Sull’affaire Vannacci: non c’è libertà senza responsabilità
Quando l’ormai celebre generale Vannacci ha messo su carta le proprie opinioni, rendendole pubbliche ed esponendole al dibattito e al mercato delle idee, ha esercitato la propria libertà di manifestazione del pensiero: questo è poco ma sicuro.
L’art. 21 della Costituzione italiana è chiaro nel riconoscere a tutti e tutte il diritto di esprimere liberamente il proprio pensiero con la parola, lo scritto e ogni altro mezzo di diffusione. Si tratta di una prerogativa piena - la cui formula ampia riflette l’esigenza di restituire ai singoli libertà compresse in epoca pre-repubblicana - ma non illimitata.
In una democrazia, infatti, nessun diritto è tiranno e ogni libertà è soggetta a vincoli derivanti dal rispetto delle altre persone e delle leggi dello Stato. Soprattutto, non c’è libertà senza responsabilità e per questo restrizioni della libertà individuale si possono applicare in ragione dello status o della professione, come previsto dall’art. 98 della nostra Carta fondamentale che ammette limitazioni, stabilite con legge, alla iscrizione ai partiti politici per magistrati, militari e diplomatici. È questo l’aspetto che rileva nella vicenda che ha attirato l’attenzione dei media, scatenato polemiche politiche e suscitato reazioni istituzionali: oltre e più che il merito delle opinioni contenute nel volume diventato best seller grazie al clamore suscitato conta l’identità e il ruolo dell’autore. Il punto della disputa è legato ai limiti possibili o eventuali cui la libertà di espressione può essere soggetta in relazione al ruolo, alla posizione istituzionale e alla capacità di influenza di chi la esercita.
Nel caso specifico, il cittadino Roberto Vannacci può esprimere la propria opinione in merito a omosessualità, femminismo, ruolo delle donne nella società, assunti requisiti di italianità e finanche rivendicare il diritto di odiare ma il generale al comando dell’Istituto geografico militare deve tenere conto della posizione che occupa. In una democrazia, infatti, libertà fa rima con responsabilità e i due termini sono connessi inscindibilmente: se ciascuno gode della libertà di esprimersi non tutte le parole hanno lo stesso peso specifico.

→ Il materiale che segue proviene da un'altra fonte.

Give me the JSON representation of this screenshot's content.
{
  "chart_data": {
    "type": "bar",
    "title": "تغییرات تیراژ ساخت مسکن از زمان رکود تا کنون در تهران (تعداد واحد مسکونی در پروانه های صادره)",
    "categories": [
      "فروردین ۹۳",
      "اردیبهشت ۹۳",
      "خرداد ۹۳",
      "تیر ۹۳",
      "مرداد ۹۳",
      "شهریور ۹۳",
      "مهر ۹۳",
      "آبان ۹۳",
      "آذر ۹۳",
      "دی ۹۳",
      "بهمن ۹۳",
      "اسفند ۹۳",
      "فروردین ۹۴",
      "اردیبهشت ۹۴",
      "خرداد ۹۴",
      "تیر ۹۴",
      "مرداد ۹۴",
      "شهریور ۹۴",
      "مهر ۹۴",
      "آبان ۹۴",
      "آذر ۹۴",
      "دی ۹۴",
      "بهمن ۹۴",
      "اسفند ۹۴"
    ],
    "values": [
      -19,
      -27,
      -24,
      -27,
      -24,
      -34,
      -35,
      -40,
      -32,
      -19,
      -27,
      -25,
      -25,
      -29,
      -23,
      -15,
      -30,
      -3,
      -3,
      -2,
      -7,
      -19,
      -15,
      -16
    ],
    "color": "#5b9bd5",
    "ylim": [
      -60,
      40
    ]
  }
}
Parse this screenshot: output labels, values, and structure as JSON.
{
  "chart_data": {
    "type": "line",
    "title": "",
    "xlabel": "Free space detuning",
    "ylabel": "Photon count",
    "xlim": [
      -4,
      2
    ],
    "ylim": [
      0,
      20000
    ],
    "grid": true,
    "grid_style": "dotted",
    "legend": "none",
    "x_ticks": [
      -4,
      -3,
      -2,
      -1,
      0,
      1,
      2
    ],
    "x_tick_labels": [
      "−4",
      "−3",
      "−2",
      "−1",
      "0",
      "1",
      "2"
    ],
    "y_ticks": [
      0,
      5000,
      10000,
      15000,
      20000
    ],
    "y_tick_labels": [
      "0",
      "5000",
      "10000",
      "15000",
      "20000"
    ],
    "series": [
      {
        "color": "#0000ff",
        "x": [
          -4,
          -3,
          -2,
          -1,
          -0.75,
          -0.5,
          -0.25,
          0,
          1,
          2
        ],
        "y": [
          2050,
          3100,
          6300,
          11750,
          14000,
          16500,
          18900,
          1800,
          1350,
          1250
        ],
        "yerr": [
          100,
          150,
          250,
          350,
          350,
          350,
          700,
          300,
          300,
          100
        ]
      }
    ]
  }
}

C’è un confine tra legittima manifestazione del proprio pensiero e diffusione di messaggi pericolosi, suscettibili di istigare all’odio, a maggior ragione se espressi da chi gode di un ruolo pubblicamente riconosciuto.
Dalla prospettiva dell’osservatore costituzionale la questione si declina su quattro direttive corrispondenti ad altrettante parole chiave dell’impianto di una democrazia: libertà, legittimità, opportunità e responsabilità. Il generale Vannacci, in quanto titolare dei diritti civili riconosciuti dall’ordinamento democratico ha la libertà di esprimere le proprie opinioni e ha legittimamente deciso di pubblicare un volume assumendosi la responsabilità di quanto sostenuto. Niente da rilevare se “Il mondo al contrario” fosse stato un libro di giardinaggio o numismatica ma il contenuto del volume affronta temi cruciali e sensibili, su cui non si può lasciare spazio a fraintendimenti. Per questo, quanto sostenuto non può essere valutato prescindendo dalla considerazione della carriera e del ruolo pubblico di chi ha voluto diffondere il suo pensiero. C’è dunque una questione di opportunità ma, soprattutto, rileva il profilo della responsabilità che investe il militare titolare di funzioni istituzionali anche quando veste i panni di scrittore.